Search code examples
apache-sparkpysparkazure-sql-databasedatabricksazure-databricks

Truncate tables on databricks


I'm working with two environments in Azure: Databricks and SQL Database. I'm working with a function that generate a dataframe that it's going to be used to overwrite the table that is stored in the SQL Database. I have many problems because the df.write.jdbc(mode = 'overwrite') only drops the table and, I'm guessing, my user didn't have the right permissions to created again (I've already seen for DML and DDL permission that I need to do that). In resume, my functions only drops the table but without recreating again.

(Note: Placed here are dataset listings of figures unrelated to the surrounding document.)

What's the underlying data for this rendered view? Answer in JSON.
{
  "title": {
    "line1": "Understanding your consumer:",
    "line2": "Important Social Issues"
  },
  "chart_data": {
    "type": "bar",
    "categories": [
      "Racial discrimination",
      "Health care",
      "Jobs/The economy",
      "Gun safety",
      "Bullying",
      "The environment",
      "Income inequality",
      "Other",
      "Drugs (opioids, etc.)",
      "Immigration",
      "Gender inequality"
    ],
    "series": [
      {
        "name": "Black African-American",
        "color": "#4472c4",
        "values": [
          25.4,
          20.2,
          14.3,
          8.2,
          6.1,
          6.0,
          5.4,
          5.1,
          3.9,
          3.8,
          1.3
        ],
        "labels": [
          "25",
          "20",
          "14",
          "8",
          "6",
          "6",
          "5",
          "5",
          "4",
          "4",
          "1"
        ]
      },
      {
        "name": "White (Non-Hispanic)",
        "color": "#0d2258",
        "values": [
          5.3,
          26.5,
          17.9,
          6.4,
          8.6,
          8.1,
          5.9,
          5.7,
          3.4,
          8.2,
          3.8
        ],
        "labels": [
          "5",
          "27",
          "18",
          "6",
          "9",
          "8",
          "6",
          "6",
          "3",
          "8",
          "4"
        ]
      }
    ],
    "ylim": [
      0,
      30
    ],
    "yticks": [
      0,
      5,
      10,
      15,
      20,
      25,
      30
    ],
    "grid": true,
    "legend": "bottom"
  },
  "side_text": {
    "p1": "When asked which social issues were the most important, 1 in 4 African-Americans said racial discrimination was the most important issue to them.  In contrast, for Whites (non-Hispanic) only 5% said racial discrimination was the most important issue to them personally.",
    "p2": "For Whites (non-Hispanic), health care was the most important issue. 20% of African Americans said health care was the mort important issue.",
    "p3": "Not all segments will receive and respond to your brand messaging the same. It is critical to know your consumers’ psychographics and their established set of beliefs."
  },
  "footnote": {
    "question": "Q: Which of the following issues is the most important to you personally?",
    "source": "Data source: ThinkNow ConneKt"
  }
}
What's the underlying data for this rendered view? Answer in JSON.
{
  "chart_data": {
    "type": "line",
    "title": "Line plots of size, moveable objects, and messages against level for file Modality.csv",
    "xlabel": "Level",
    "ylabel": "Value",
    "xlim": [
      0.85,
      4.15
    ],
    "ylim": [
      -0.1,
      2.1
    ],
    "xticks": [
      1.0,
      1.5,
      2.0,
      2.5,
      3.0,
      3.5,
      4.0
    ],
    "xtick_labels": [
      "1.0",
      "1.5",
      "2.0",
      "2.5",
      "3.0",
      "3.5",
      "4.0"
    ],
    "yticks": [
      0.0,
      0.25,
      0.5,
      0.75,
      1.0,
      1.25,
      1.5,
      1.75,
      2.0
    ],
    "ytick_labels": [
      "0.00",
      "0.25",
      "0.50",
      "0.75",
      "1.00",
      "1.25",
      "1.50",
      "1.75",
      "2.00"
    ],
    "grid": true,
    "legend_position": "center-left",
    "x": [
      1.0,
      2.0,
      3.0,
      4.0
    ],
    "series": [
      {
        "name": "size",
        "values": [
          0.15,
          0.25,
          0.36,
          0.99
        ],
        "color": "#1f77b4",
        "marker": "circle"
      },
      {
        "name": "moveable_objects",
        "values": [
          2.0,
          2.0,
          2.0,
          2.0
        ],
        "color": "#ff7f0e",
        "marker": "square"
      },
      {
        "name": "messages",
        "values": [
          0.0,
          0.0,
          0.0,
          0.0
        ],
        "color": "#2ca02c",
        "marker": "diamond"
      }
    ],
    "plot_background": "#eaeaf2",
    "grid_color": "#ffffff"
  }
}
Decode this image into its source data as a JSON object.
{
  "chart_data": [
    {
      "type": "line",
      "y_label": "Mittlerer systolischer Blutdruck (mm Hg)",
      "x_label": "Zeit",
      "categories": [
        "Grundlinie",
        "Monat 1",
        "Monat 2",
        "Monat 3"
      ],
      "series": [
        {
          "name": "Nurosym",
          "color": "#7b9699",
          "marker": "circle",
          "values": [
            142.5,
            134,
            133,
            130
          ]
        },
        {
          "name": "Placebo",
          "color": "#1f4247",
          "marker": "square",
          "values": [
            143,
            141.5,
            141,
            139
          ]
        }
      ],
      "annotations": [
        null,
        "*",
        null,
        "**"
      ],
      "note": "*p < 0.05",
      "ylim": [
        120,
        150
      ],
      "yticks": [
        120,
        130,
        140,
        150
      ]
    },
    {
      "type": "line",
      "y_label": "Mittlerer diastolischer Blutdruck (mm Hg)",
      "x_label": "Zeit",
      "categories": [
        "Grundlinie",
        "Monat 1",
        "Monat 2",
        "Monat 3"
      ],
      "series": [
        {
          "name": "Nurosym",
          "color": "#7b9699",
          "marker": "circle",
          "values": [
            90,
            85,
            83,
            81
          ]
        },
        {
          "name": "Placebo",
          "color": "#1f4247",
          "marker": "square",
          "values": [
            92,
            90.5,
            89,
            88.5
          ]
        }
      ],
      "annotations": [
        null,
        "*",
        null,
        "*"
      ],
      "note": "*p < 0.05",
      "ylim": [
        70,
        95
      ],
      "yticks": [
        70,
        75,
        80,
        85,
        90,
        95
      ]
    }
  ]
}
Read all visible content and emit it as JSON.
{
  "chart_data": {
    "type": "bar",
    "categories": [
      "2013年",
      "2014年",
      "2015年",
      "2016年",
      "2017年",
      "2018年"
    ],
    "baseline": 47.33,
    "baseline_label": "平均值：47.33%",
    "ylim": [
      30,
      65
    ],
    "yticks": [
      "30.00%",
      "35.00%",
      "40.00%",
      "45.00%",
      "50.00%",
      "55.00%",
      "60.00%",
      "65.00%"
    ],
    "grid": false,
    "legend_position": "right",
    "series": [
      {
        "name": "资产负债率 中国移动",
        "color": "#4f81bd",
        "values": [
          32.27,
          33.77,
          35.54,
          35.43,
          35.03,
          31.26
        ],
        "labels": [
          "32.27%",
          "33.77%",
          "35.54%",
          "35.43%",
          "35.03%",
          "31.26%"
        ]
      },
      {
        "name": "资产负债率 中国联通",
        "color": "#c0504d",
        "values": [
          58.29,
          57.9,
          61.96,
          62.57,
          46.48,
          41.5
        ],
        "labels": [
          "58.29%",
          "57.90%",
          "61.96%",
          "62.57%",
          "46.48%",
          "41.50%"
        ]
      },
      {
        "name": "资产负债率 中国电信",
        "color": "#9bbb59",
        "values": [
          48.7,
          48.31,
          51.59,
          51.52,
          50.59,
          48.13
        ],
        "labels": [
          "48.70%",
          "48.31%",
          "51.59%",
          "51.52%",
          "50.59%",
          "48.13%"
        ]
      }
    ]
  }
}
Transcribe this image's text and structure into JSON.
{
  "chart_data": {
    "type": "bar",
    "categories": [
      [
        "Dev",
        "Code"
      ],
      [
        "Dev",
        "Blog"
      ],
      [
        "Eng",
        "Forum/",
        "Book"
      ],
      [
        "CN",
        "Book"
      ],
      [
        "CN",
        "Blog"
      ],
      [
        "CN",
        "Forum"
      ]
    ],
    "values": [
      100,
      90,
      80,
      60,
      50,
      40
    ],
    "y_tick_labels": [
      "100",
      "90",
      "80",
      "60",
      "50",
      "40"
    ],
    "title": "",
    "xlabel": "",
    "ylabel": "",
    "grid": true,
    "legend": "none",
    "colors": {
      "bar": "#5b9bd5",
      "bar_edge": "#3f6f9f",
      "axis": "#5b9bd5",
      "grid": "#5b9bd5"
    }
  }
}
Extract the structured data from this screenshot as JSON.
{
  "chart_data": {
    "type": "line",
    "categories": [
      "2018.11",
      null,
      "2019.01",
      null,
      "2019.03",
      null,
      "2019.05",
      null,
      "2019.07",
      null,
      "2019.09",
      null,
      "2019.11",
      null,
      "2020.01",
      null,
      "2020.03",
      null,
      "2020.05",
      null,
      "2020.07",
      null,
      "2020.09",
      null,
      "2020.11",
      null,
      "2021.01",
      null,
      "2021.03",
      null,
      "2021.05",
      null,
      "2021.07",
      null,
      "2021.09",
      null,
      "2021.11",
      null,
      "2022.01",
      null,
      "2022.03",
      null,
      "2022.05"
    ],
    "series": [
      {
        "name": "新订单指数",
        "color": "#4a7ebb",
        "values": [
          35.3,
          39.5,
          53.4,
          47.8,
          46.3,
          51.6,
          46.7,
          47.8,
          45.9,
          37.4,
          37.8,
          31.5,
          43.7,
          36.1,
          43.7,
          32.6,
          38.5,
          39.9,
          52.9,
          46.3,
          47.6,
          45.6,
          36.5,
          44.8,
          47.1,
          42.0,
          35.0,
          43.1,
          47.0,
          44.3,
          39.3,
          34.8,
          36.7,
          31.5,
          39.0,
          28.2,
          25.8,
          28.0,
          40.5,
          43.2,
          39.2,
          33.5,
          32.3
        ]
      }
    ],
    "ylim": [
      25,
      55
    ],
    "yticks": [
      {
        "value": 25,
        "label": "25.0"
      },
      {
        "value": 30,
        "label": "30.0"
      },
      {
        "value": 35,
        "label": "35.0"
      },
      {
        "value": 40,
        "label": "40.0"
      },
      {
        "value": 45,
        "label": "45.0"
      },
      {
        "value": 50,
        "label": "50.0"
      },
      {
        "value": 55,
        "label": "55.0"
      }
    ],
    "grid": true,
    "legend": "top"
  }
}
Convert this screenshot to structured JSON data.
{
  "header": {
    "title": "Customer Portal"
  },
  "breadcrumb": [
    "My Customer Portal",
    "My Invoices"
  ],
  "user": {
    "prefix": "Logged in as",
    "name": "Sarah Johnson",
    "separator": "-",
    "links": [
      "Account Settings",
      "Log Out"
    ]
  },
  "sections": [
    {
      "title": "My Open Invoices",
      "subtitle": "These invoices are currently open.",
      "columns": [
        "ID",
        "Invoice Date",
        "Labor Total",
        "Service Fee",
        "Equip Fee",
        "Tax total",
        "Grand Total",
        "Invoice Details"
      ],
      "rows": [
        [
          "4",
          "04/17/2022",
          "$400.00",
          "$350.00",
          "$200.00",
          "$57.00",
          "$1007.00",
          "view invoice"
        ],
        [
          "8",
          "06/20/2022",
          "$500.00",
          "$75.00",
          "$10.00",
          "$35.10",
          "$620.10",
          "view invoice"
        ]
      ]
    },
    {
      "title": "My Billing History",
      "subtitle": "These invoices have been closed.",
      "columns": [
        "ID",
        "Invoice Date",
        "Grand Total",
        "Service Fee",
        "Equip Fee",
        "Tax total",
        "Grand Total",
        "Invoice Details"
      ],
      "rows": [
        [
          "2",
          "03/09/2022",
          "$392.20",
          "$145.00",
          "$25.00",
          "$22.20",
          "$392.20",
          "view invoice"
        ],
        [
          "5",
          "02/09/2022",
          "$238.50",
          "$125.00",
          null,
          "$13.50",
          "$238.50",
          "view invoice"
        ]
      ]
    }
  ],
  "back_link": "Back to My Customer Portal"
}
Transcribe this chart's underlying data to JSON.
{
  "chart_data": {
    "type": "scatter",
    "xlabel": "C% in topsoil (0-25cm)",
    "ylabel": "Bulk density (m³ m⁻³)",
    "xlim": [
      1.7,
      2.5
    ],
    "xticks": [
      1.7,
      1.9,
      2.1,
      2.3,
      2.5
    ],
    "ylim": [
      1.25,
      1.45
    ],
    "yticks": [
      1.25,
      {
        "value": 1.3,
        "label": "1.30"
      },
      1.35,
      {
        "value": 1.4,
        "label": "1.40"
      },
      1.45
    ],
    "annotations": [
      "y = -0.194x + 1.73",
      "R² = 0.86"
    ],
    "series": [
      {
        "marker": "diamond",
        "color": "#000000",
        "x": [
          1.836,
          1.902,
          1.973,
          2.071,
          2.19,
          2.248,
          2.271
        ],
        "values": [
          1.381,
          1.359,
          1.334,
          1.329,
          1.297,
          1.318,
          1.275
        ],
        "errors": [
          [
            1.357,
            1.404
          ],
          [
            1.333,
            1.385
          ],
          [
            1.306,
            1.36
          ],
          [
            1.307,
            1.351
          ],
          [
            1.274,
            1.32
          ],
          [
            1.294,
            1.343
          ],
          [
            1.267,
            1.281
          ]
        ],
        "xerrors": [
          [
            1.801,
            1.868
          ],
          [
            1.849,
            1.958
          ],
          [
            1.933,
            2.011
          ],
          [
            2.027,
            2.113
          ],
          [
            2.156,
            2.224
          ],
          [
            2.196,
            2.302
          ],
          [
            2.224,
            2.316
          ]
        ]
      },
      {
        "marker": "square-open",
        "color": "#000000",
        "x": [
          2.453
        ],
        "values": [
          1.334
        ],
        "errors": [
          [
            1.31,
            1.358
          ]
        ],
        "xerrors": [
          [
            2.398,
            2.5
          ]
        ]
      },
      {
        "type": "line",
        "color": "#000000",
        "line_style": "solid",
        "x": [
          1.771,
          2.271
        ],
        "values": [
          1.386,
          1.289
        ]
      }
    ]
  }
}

We discuss about what could be the problem and we conclude that maybe the best thing that I can do is truncate the table and re-add the new data there. I'm trying to find how to truncate the table, I tried these two approaches but I can't find more information related to that:

df.write.jdbc()

&

spark.read.jdbc()

Can you help me with these? The overwrite doesn't work (maybe I don't have the adequate permissions) and I can't figure out how to truncate that table using a jdbc.


Solution

  • It's in the Spark documentation - you need to add the truncate when writing:

    df.write.mode("overwrite").option("truncate", "true")....save()
    

    Also, if you have a lot of data, then maybe it's better to use Microsoft's Spark connector for SQL Server - it has some performance optimizations that should allow to write faster.